When we reached the field we hopped out, and Jerome used a pitch fork to show us the red potatoes lying under the ground. JD picked one up to test it out, and mentioned to Jerome “these are just about ready now”.
Jerome bagged the red bliss up and turned up to us as he loaded them in, “people travel from all over to get our potatoes during the colder months. They love to stock up on the prime pickings when they come out.” And if you have ever had their potatoes, then you know why people travel. They hit peak season during the winter, and taste amazing no matter how you decide to cook them.
We loaded back into the truck and drove around to the bunker, which I was really curious to see. From ground level, it looked like a decent sized barn that had sunken a few feet into the ground, but the inside tells a totally different story.
Jerome unlocked the front doors and pushed them open, and we immediately felt a cool gush of air. We walked down a ramp, moved aside some large tarps, and took in the site of the GIANT bunker.
The pictures really do it no justice. The ceiling was incredibly high up, and it was a long stretch that had our voices echoing all the way down it. Jerome told us that they stacked the potatoes up to 11 ft tall inside of the bunker, and my jaw just about hit the ground. That’s a terrifyingly tall wall of potatoes.
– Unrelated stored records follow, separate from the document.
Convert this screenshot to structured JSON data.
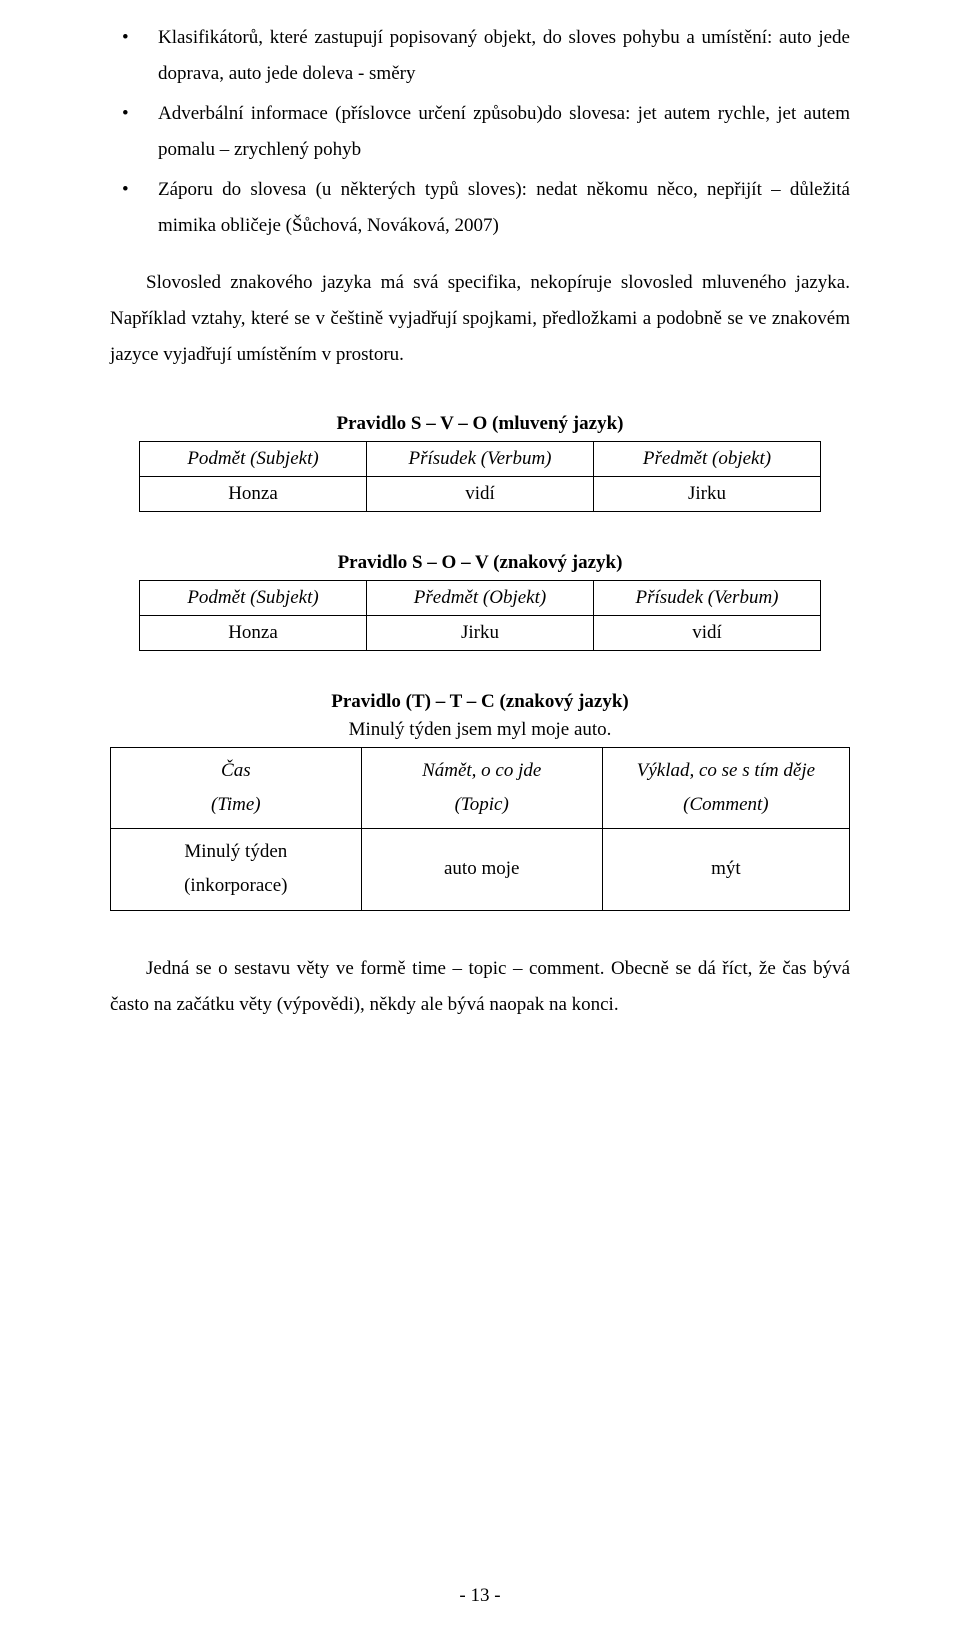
{
  "bullets": {
    "b1": "Klasifikátorů, které zastupují popisovaný objekt, do sloves pohybu a umístění: auto jede doprava, auto jede doleva - směry",
    "b2": "Adverbální informace (příslovce určení způsobu)do slovesa: jet autem rychle, jet autem pomalu – zrychlený pohyb",
    "b3": "Záporu do slovesa (u některých typů sloves): nedat někomu něco, nepřijít – důležitá mimika obličeje (Šůchová, Nováková, 2007)"
  },
  "para1": "Slovosled znakového jazyka má svá specifika, nekopíruje slovosled mluveného jazyka. Například vztahy, které se v češtině vyjadřují spojkami, předložkami a podobně se ve znakovém jazyce vyjadřují umístěním v prostoru.",
  "table1": {
    "title": "Pravidlo S – V – O (mluvený jazyk)",
    "h": {
      "c1": "Podmět (Subjekt)",
      "c2": "Přísudek (Verbum)",
      "c3": "Předmět (objekt)"
    },
    "r": {
      "c1": "Honza",
      "c2": "vidí",
      "c3": "Jirku"
    }
  },
  "table2": {
    "title": "Pravidlo S – O – V (znakový jazyk)",
    "h": {
      "c1": "Podmět (Subjekt)",
      "c2": "Předmět (Objekt)",
      "c3": "Přísudek (Verbum)"
    },
    "r": {
      "c1": "Honza",
      "c2": "Jirku",
      "c3": "vidí"
    }
  },
  "table3": {
    "title": "Pravidlo (T) – T – C (znakový jazyk)",
    "subtitle": "Minulý týden jsem myl moje auto.",
    "h1": {
      "c1": "Čas",
      "c2": "Námět, o co jde",
      "c3": "Výklad, co se s tím děje"
    },
    "h2": {
      "c1": "(Time)",
      "c2": "(Topic)",
      "c3": "(Comment)"
    },
    "r1": {
      "c1": "Minulý týden",
      "c2": "auto moje",
      "c3": "mýt"
    },
    "r2": {
      "c1": "(inkorporace)",
      "c2": "",
      "c3": ""
    }
  },
  "para2": "Jedná se o sestavu věty ve formě time – topic – comment. Obecně se dá říct, že čas bývá často na začátku věty (výpovědi), někdy ale bývá naopak na konci.",
  "pagenum": "- 13 -"
}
As we walked back out of the bunker and into the daylight, we hung around and chatted to Jerome for a while. He was such a kind and gentle man, you could tell he had a big heart and truly enjoyed his life on the farm. His smile was genuine, and he felt like an old friend even though I had just met him only hours ago. He shook our hands goodbye and we all walked our separate ways to our vehicles.
As I was reaching close to my car, I snapped a photo of the farm sign below, which was one of the cutest farm stand signs I’ve ever seen.
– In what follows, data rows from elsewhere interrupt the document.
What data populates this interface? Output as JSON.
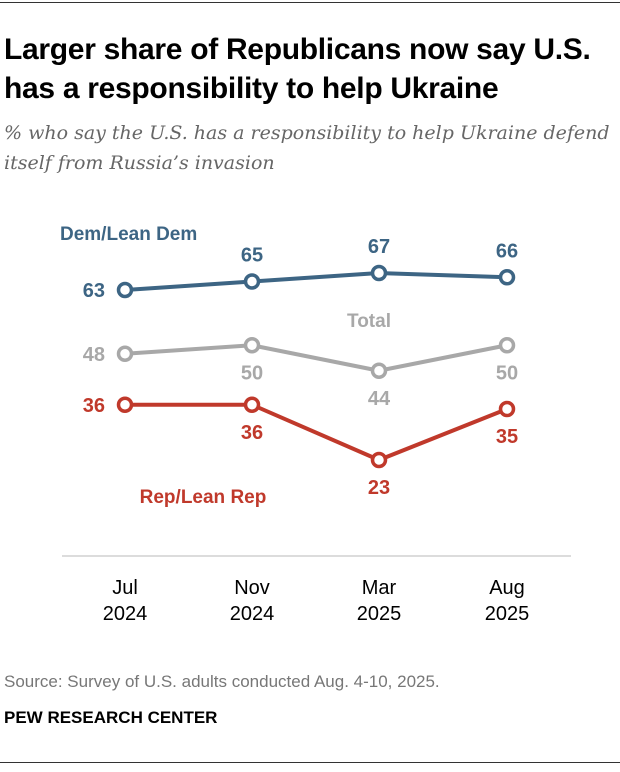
{
  "title": "Larger share of Republicans now say U.S. has a responsibility to help Ukraine",
  "subtitle": "% who say the U.S. has a responsibility to help Ukraine defend itself from Russia’s invasion",
  "source": "Source: Survey of U.S. adults conducted Aug. 4-10, 2025.",
  "brand": "PEW RESEARCH CENTER",
  "chart_data": {
    "type": "line",
    "title": "Larger share of Republicans now say U.S. has a responsibility to help Ukraine",
    "subtitle": "% who say the U.S. has a responsibility to help Ukraine defend itself from Russia’s invasion",
    "xlabel": "",
    "ylabel": "",
    "categories": [
      {
        "month": "Jul",
        "year": "2024"
      },
      {
        "month": "Nov",
        "year": "2024"
      },
      {
        "month": "Mar",
        "year": "2025"
      },
      {
        "month": "Aug",
        "year": "2025"
      }
    ],
    "series": [
      {
        "name": "Dem/Lean Dem",
        "color": "#3d6584",
        "values": [
          63,
          65,
          67,
          66
        ],
        "label_positions": [
          "left",
          "above",
          "above",
          "above"
        ]
      },
      {
        "name": "Total",
        "color": "#a8a8a8",
        "values": [
          48,
          50,
          44,
          50
        ],
        "label_positions": [
          "left",
          "below",
          "below",
          "below"
        ]
      },
      {
        "name": "Rep/Lean Rep",
        "color": "#c0392b",
        "values": [
          36,
          36,
          23,
          35
        ],
        "label_positions": [
          "left",
          "below",
          "below",
          "below"
        ]
      }
    ],
    "grid": false,
    "legend": "inline"
  }
}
If you haven’t already tried Sampson Farm potatoes at Lees Market, I think you may have been living under the dirt with them. We have them available most of the year, and they make the most amazing fries, mashed potatoes, soups, hash browns, and whatever else your potato-loving heart desires!
As always, we want you to feel the connection we experience everyday in our line of work. It’s important you know where your food comes from, and choose to support the local farmers who care so deeply for the area we live in.